Word Embeddings & Embedding Matrix

Word Embeddings are the core of applying the RNNs to Natural Language Processing Tasks. Embedding are used to convert words and sentences to ‘numbers’ which the computer can not only understand, but also use them for NLP tasks such as Man:Woman = King:? -> Queen.

Word Representation

One Hot Representation

Vovabulary V = [a,aaron……,zulu, UNK]

The words are represented in a one hot representation based on the location they fall in the vocabulary. For example, the words with locations are (just an example, not actual): Man(5391), Woman(9853), King(4914), Queen (7157), Apple(456).

These worde are represented in One hot vectors as $O_{5391}$, $O_{9853}$, $O_{4914}$, $O_{7157}$, $O_{456}$

$O_{5391}$ = $\left[ \eqalign{0\cr 0\cr 0\cr .\cr .\cr 1\cr .\cr .\cr .\cr .\cr .\cr .\cr 0\cr 0\cr .} \right]$ 1 is at the 5391st position.
$O_{9853}$ = $\left[ \eqalign{0\cr 0\cr 0\cr .\cr .\cr .\cr .\cr .\cr .\cr 1\cr .\cr .\cr .\cr 0\cr .} \right]$ 1 is at the 9853rd position.

One of the shortcoming of this representation is that it considers each word equally,, and doesn’t generalize across words. For example, The sentence “I want a glass of orange juice” is learnt, but the algorithm cannot figure out a different but similar sentence “I want a glass of apple ?????”. It cannot learn on itself that apple and oranges are similar so the missing word in second sentence will also probably be “juice”. This is because the inner product between any oth the one hot vectors is zero (Eucledian Distance).

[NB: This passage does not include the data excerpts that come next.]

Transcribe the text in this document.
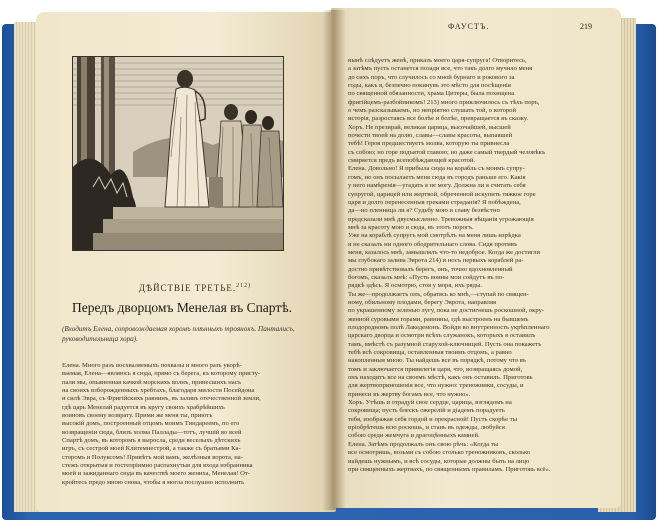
ДѢЙСТВІЕ ТРЕТЬЕ.$^{212)}$
Передъ дворцомъ Менелая въ Спартѣ.
(Входитъ Елена, сопровождаемая хоромъ плѣнныхъ троянокъ. Панталисъ, руководительница хора).
Елена. Много разъ восхваляемыхъ похвалы и много разъ укорѣ-
ваемая, Елена—являюсь я сюда, прямо съ берега, къ которому присту-
пали мы, опьяненная качкой морскихъ волнъ, принесшихъ насъ
на своихъ взборожденныхъ хребтахъ, благодаря милости Посейдона
и силѣ Эвра, съ Фригійскихъ равнинъ, въ заливъ отечественной земли,
гдѣ царь Менелай радуется въ кругу своихъ храбрѣйшихъ
воиновъ своему возврату. Прими же меня ты, приютъ
высокій домъ, построенный отцомъ моимъ Тиндареемъ, по его
возвращеніи сюда, близъ холма Паллады—тотъ, лучшій во всей
Спартѣ домъ, въ которомъ я выросла, среди веселыхъ дѣтскихъ
игръ, съ сестрой моей Клитемнестрой, а также съ братьями Ка-
сторомъ и Полуксомъ! Привѣтъ мой вамъ, желѣзныя ворота, на-
стежъ открытыя и гостепріимно распахнутыя для входа избранника
моей и зажиданнаго сюда въ качествѣ моего жениха, Менелая! От-
кройтесь предо мною снова, чтобы я могла послушно исполнить
ФАУСТЪ.	219
нынѣ слѣдуетъ женѣ, приказъ моего царя-супруга! Отворитесь,
а затѣмъ пусть останется позади все, что такъ долго мучило меня
до сихъ поръ, что случилось со мной бурнаго и рокового за
годы, какъ я, безпечно покинувъ это мѣсто для посѣщенія
по священной обязанности, храма Цитеры, была похищена
фригійцемъ-разбойникомъ! 213) много приключилось съ тѣхъ поръ,
о чемъ разсказываемъ, но непріятно слушать той, о которой
исторія, разростаясь все болѣе и болѣе, превращается въ сказку.
Хоръ. Не презирай, великая царица, высочайшей, высшей
почести твоей на долю, славы—славы красоты, выпавшей
тебѣ! Героя предшествуетъ молва, которую ты привнесла
съ собою; но горе подъятой главою; но даже самый твердый человѣкъ
смиряется предъ всепобѣждающей красотой.
Елена. Довольно! Я прибыла сюда на корабль съ моимъ супру-
гомъ, но онъ посылаетъ меня сюда въ городъ раньше его. Какія
у него намѣренія—угадать я не могу. Должна ли я считать себя
супругой, царицей или жертвой, обреченной искупить тяжкое горе
царя и долго перенесенныя греками страданія? Я побѣждена,
да—но пленница ли я? Судьбу мою и славу безвѣстно
предсказали мнѣ двусмысленно. Тревожныя вѣщанія угрожающія
мнѣ за красоту мою и сюда, въ этотъ порогъ.
Уже на кораблѣ супругъ мой смотрѣлъ на меня лишь изрѣдка
и не сказалъ ни одного ободрительнаго слова. Сидя противъ
меня, казалось мнѣ, замышлялъ что-то недоброе. Когда же достигли
мы глубокаго залива Эврота 214) и носъ первыхъ кораблей ра-
достно привѣтствовалъ берегъ, онъ, точно вдохновленный
богомъ, сказалъ мнѣ: «Пусть воины мои сойдутъ въ по-
рядкѣ здѣсь. Я осмотрю, стоя у моря, ихъ ряды.
Ты же—продолжаетъ онъ, обратясь ко мнѣ,—ступай по священ-
ному, обильному плодами, берегу Эврота, направляя
по украшенному зеленью лугу, пока не достигнешь роскошной, окру-
женной суровыми горами, равнины, гдѣ выстроенъ на бывшемъ
плодородномъ полѣ Лакедемонъ. Войди во внутренность укрѣпленнаго
царскаго дворца и осмотри всѣхъ служанокъ, которыхъ я оставилъ
тамъ, вмѣстѣ съ разумной старухой-ключницей. Пусть она покажетъ
тебѣ всѣ сокровища, оставленныя твоимъ отцомъ, а равно
накопленныя мною. Ты найдешь все въ порядкѣ, потому что въ
томъ и заключается привилегія царя, что, возвращаясь домой,
онъ находитъ все на своемъ мѣстѣ, какъ онъ оставилъ. Приготовь
для жертвоприношенія все, что нужно: треножники, сосуды, и
принеси въ жертву богамъ все, что нужно».
Хоръ. Утѣшь и отрадуй свое сердце, царица, взглядомъ на
сокровища; пусть блескъ ожерелій и діадемъ порадуетъ
тебя, изображая себя гордой и прекрасной! Пусть скорѣе ты
пріобрѣтешь всю роскошь, и стань въ одежды, любуйся
собою среди жемчуга и драгоцѣнныхъ камней.
Елена. Затѣмъ продолжалъ онъ свою рѣчь: «Когда ты
все осмотришь, возьми съ собою столько треножниковъ, сколько
найдешь нужнымъ, и всѣ сосуды, которые должны быть на лицо
при священныхъ жертвахъ, по священнымъ правиламъ. Приготовь всё».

Featurized Representation: Word Embedding

For every word in a dictionary, we could learn a number accociated with each feature. For example for a feature “Gender”, the value for each word could be Man(-1), Woman(+1), King(-0.97), Queen(0.95), Apple(0.00), Orange(0.01) and so on. The same would be calculated for all the words and for all the features like Gender, Royal, Age, Food, size, cost, verb, noun, action…. etc.

Test Image

If there are (say) 300 features, the first column would become a 300x1 dimension vector representing the word “Man”. This would be much different than a One hot encoded vector which was 10000x1 and all the values were 0 except one value which was the position of the word. For all the words, the embedding matrix would be a 300x10000 matrix.

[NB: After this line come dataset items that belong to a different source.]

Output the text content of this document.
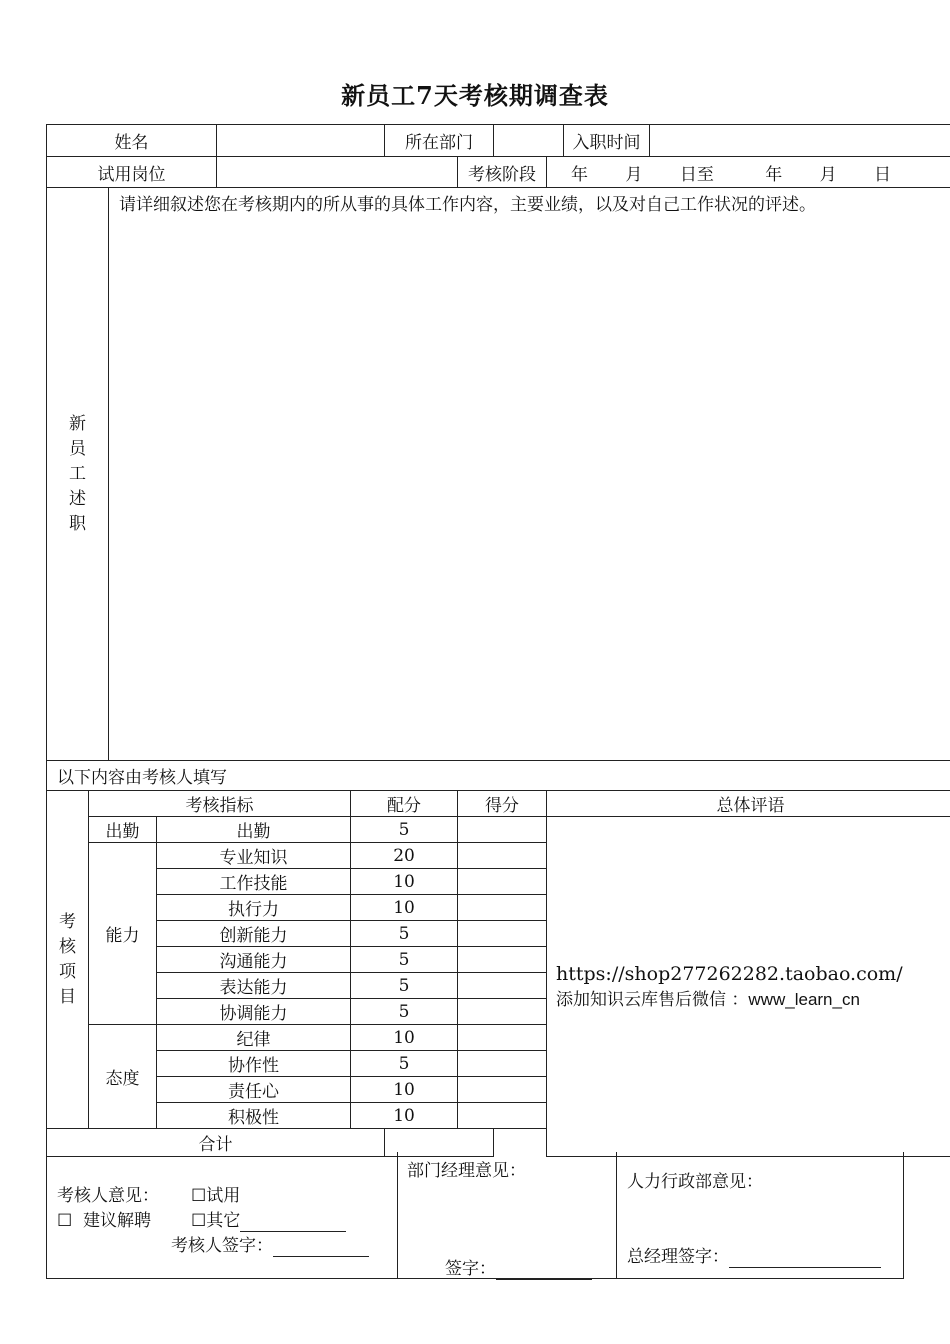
新员工7天考核期调查表
姓名						所在部门				入职时间	
试用岗位							考核阶段		年 月 日至 年 月 日		

新员工述职		请详细叙述您在考核期内的所从事的具体工作内容，主要业绩，以及对自己工作状况的评述。									
以下内容由考核人填写											

考核项目	考核指标				配分		得分		总体评语		
	出勤		出勤		5				https://shop277262282.taobao.com/
添加知识云库售后微信 ：www_learn_cn		

	能力		专业知识		20						
			工作技能		10						
			执行力		10						
			创新能力		5						
			沟通能力		5						
			表达能力		5						
			协调能力		5						
	态度		纪律		10						
			协作性		5						
			责任心		10						
			积极性		10						
合计											
考核人意见： ☐试用
☐ 建议解聘 ☐其它
考核人签字：
部门经理意见：
签字：
人力行政部意见：
总经理签字：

The notation $e_{5391}$ for “Man” is used to represent the representation. Similarily, $e_{9853}$ is used to represent Woman.

In this representation notice that the vectors for “Orange” and “Apple” are quite similar (except, say, color feature). Most other features are same. This increases the odds of learning algorithm to learn that Apple and Oranges are similar things. This will enable the algorithm to generalize better among words.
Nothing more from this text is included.